The scope of the algorithm is not clear, neither in its title nor in the language.

The name “Unicode Arabic Mark Ordering Algorithm” is suggesting that this is expected to be the only way Arabic Marks should be ordered in Unicode. That’s clearly not the case. In fact, the document is proposing an algorithm for “reordering” Arabic Marks (not just how they should be ordered) to solve a problem in “rendering” of the script. The title need to be clear about this. Maybe “Unicode Arabic Mark Reordering Algorithm for Rendering” (AMRAR)?

Similarly, the Section 2 “Background” doesn’t clarify the scope of the algorithm and only explains how something is not working for some specific application with the existing normalization methods.

#2. As mentioned above, the initial Summary statements were enhanced to clarify intended use of the algorithm.

# 3. Consequences of the Algorithm: Normalization

The draft proposal is not clear about the effects of applying the algorithm on text. Specially, for strings X for which this algorithm is useful, we have UAOA(toNFC(X)) ≠ toNFC(UAOA(X)).

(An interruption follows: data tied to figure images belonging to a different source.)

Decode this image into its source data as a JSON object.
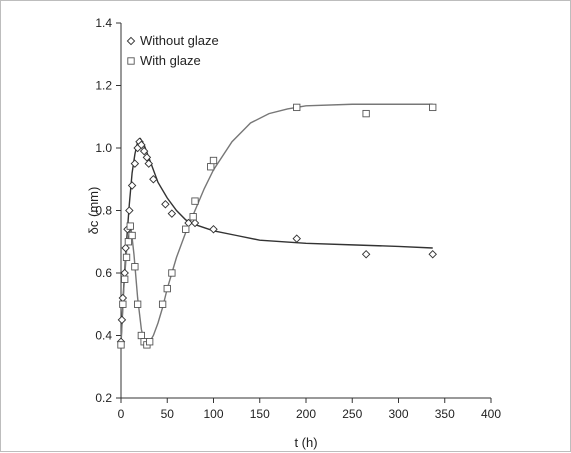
{
  "chart_data": {
    "type": "scatter",
    "xlabel": "t (h)",
    "ylabel": "δc (mm)",
    "xlim": [
      0,
      400
    ],
    "ylim": [
      0.2,
      1.4
    ],
    "xticks": [
      "0",
      "50",
      "100",
      "150",
      "200",
      "250",
      "300",
      "350",
      "400"
    ],
    "yticks": [
      "0.2",
      "0.4",
      "0.6",
      "0.8",
      "1.0",
      "1.2",
      "1.4"
    ],
    "grid": false,
    "legend_position": "top-left",
    "series": [
      {
        "name": "Without glaze",
        "marker": "diamond",
        "points": [
          [
            0,
            0.38
          ],
          [
            1,
            0.45
          ],
          [
            2,
            0.52
          ],
          [
            4,
            0.6
          ],
          [
            5,
            0.68
          ],
          [
            7,
            0.74
          ],
          [
            9,
            0.8
          ],
          [
            12,
            0.88
          ],
          [
            15,
            0.95
          ],
          [
            18,
            1.0
          ],
          [
            20,
            1.02
          ],
          [
            22,
            1.01
          ],
          [
            25,
            0.99
          ],
          [
            28,
            0.97
          ],
          [
            30,
            0.95
          ],
          [
            35,
            0.9
          ],
          [
            48,
            0.82
          ],
          [
            55,
            0.79
          ],
          [
            73,
            0.76
          ],
          [
            80,
            0.76
          ],
          [
            100,
            0.74
          ],
          [
            190,
            0.71
          ],
          [
            265,
            0.66
          ],
          [
            337,
            0.66
          ]
        ],
        "fit": [
          [
            0,
            0.38
          ],
          [
            3,
            0.56
          ],
          [
            6,
            0.7
          ],
          [
            9,
            0.82
          ],
          [
            12,
            0.92
          ],
          [
            15,
            0.98
          ],
          [
            18,
            1.02
          ],
          [
            21,
            1.03
          ],
          [
            25,
            1.01
          ],
          [
            30,
            0.97
          ],
          [
            35,
            0.93
          ],
          [
            40,
            0.89
          ],
          [
            50,
            0.84
          ],
          [
            60,
            0.8
          ],
          [
            70,
            0.77
          ],
          [
            80,
            0.755
          ],
          [
            100,
            0.735
          ],
          [
            125,
            0.72
          ],
          [
            150,
            0.705
          ],
          [
            200,
            0.695
          ],
          [
            250,
            0.69
          ],
          [
            300,
            0.685
          ],
          [
            337,
            0.68
          ]
        ]
      },
      {
        "name": "With glaze",
        "marker": "square",
        "points": [
          [
            0,
            0.37
          ],
          [
            2,
            0.5
          ],
          [
            4,
            0.58
          ],
          [
            6,
            0.65
          ],
          [
            8,
            0.7
          ],
          [
            10,
            0.75
          ],
          [
            12,
            0.72
          ],
          [
            15,
            0.62
          ],
          [
            18,
            0.5
          ],
          [
            22,
            0.4
          ],
          [
            25,
            0.38
          ],
          [
            28,
            0.37
          ],
          [
            31,
            0.38
          ],
          [
            45,
            0.5
          ],
          [
            50,
            0.55
          ],
          [
            55,
            0.6
          ],
          [
            70,
            0.74
          ],
          [
            78,
            0.78
          ],
          [
            80,
            0.83
          ],
          [
            97,
            0.94
          ],
          [
            100,
            0.96
          ],
          [
            190,
            1.13
          ],
          [
            265,
            1.11
          ],
          [
            337,
            1.13
          ]
        ],
        "fit": [
          [
            0,
            0.37
          ],
          [
            3,
            0.55
          ],
          [
            6,
            0.67
          ],
          [
            9,
            0.73
          ],
          [
            11,
            0.74
          ],
          [
            14,
            0.66
          ],
          [
            18,
            0.52
          ],
          [
            22,
            0.42
          ],
          [
            26,
            0.37
          ],
          [
            30,
            0.375
          ],
          [
            35,
            0.4
          ],
          [
            40,
            0.44
          ],
          [
            45,
            0.49
          ],
          [
            50,
            0.55
          ],
          [
            55,
            0.6
          ],
          [
            60,
            0.65
          ],
          [
            70,
            0.73
          ],
          [
            80,
            0.8
          ],
          [
            90,
            0.87
          ],
          [
            100,
            0.93
          ],
          [
            120,
            1.02
          ],
          [
            140,
            1.08
          ],
          [
            160,
            1.11
          ],
          [
            180,
            1.125
          ],
          [
            200,
            1.135
          ],
          [
            250,
            1.14
          ],
          [
            300,
            1.14
          ],
          [
            337,
            1.14
          ]
        ]
      }
    ]
  }
}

So, although the behavior of the algorithm can be stabilized over Unicode verions, it’s very important how and when it’s applied to the text, since it changes a text in normalized form to a non-normalized form. Therefore, in terms of normalization, the algorithm cannot be considered stable at all. The document needs to be clear about this, even though it’s obvious from a technical point of view.

# 4. Consequences of the Algorithm: Semantics

With UAOA applied on text during rendering, some strings collapse into a single sequence. Basically, there are plenty of strings X and Y, where toNFC(X) ≠ toNFC(Y), but UAOA(toNFC(X)) = UAOA(toNFC(Y)).

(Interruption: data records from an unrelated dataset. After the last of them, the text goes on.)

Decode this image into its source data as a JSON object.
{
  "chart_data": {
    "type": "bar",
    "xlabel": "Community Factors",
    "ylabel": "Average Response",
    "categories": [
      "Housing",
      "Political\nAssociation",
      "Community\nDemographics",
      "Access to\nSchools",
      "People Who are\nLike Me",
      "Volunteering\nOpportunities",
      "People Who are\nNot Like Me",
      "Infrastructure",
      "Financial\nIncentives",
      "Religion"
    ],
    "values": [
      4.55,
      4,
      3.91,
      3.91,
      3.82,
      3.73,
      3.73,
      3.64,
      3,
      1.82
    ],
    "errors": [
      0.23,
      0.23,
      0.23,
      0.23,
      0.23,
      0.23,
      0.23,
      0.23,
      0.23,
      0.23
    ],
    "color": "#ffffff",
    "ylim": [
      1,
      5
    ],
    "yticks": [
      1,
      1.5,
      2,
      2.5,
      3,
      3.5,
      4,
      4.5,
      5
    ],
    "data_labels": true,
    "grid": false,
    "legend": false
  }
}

Basically, this is changing the semantics of existing text encoded in Unicode, since the rendering will be different afterwards. The document is not clear about this semantic change and only claims to “correcting” all the problems.

The proposal is suggesting to use CGJ to preserve the old semantics when needed. The document needs to be more clear about how to preserve the semantics. In fact, there should be a clear algorithm to convert a string X to preserve the semantics when changing the (rendering) interpretation, since for a couple of decades users have been storing text in the current semantics of the encoding, which has been the only recommended way to do so by Unicode.

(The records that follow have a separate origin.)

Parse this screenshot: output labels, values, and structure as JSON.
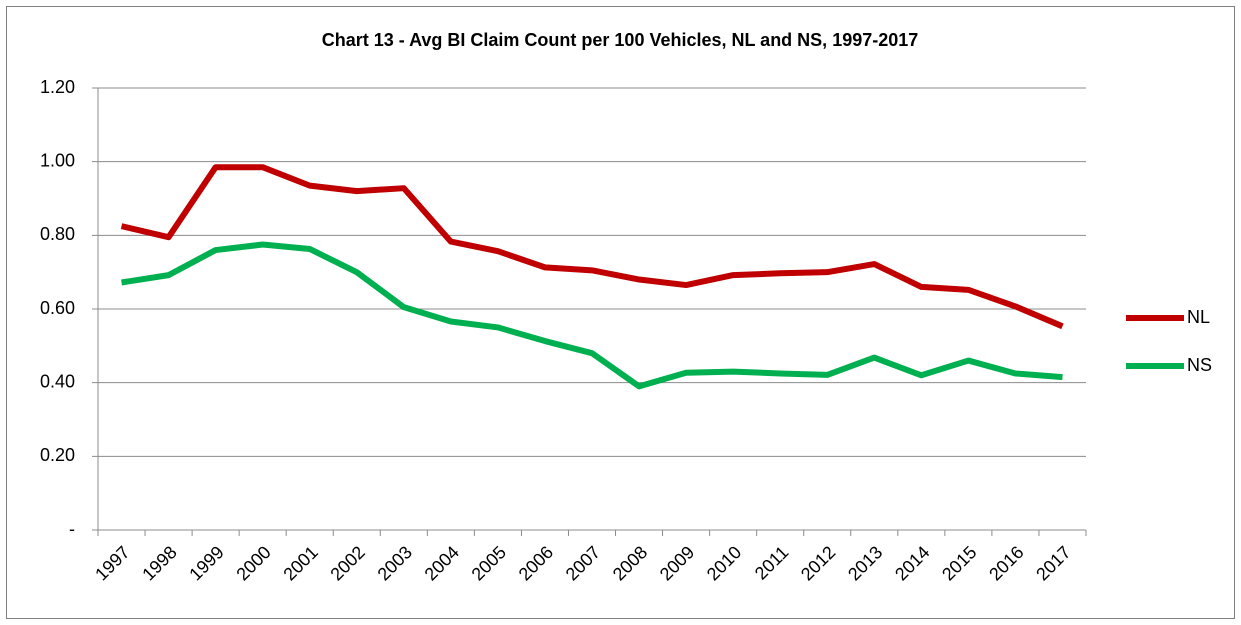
{
  "chart_data": {
    "type": "line",
    "title": "Chart 13 - Avg BI Claim Count per 100 Vehicles, NL and NS, 1997-2017",
    "categories": [
      "1997",
      "1998",
      "1999",
      "2000",
      "2001",
      "2002",
      "2003",
      "2004",
      "2005",
      "2006",
      "2007",
      "2008",
      "2009",
      "2010",
      "2011",
      "2012",
      "2013",
      "2014",
      "2015",
      "2016",
      "2017"
    ],
    "series": [
      {
        "name": "NL",
        "color": "#c00000",
        "values": [
          0.825,
          0.795,
          0.985,
          0.985,
          0.935,
          0.92,
          0.928,
          0.783,
          0.757,
          0.713,
          0.705,
          0.68,
          0.665,
          0.692,
          0.697,
          0.7,
          0.722,
          0.66,
          0.652,
          0.607,
          0.553
        ]
      },
      {
        "name": "NS",
        "color": "#00b050",
        "values": [
          0.672,
          0.692,
          0.76,
          0.775,
          0.763,
          0.7,
          0.605,
          0.566,
          0.55,
          0.513,
          0.48,
          0.39,
          0.427,
          0.43,
          0.425,
          0.421,
          0.468,
          0.42,
          0.46,
          0.425,
          0.415
        ]
      }
    ],
    "ylim": [
      0,
      1.2
    ],
    "yticks": [
      {
        "value": 0,
        "label": "-"
      },
      {
        "value": 0.2,
        "label": "0.20"
      },
      {
        "value": 0.4,
        "label": "0.40"
      },
      {
        "value": 0.6,
        "label": "0.60"
      },
      {
        "value": 0.8,
        "label": "0.80"
      },
      {
        "value": 1.0,
        "label": "1.00"
      },
      {
        "value": 1.2,
        "label": "1.20"
      }
    ],
    "grid": true,
    "legend": "right"
  }
}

#3 and #4. In separate correspondence, items #3 and # 4 were withdrawn by their author as they stemmed from a misunderstanding of the algorithm.  The text that caused that misunderstanding — steps 2b and 2c of the AMTRA — have been clarified as noted above.

# 5. Not enough details in the examples

The examples are missing the information needed for the average audience to understand the details. To be understood correctly, they need to be accompanied by the encoding of the text they are representing, and how the algorithm works on such a sequence.

#5. Example 4a was removed as it did not contribute to the document. After renumbering examples 4b and 4c, additional details — similar to those originally provided for examples 2a and 2b — were added to examples 1, 3, 4a and 4b.

Date/Time: Wed Jan 10 08:29:55 CST 2018

Name: r12a

Report Type: Error Report

Opt Subject: Use HTML rather than PDF

This is a comment from the W3C i18n WG.

http://www.unicode.org/reports/tr53/

When the spec is provided for review in PDF it isn't possible to

-   link to a specific section in the review report
-   copy the text into a report
-   search for text in the document when reviewing reported issues.

Could we, in future, please provide HTML-based documents? (It's ok to use images for the examples that are unlikely to be rendered properly for all readers.)

The next draft is being prepared in HTML-based format rather than PDF.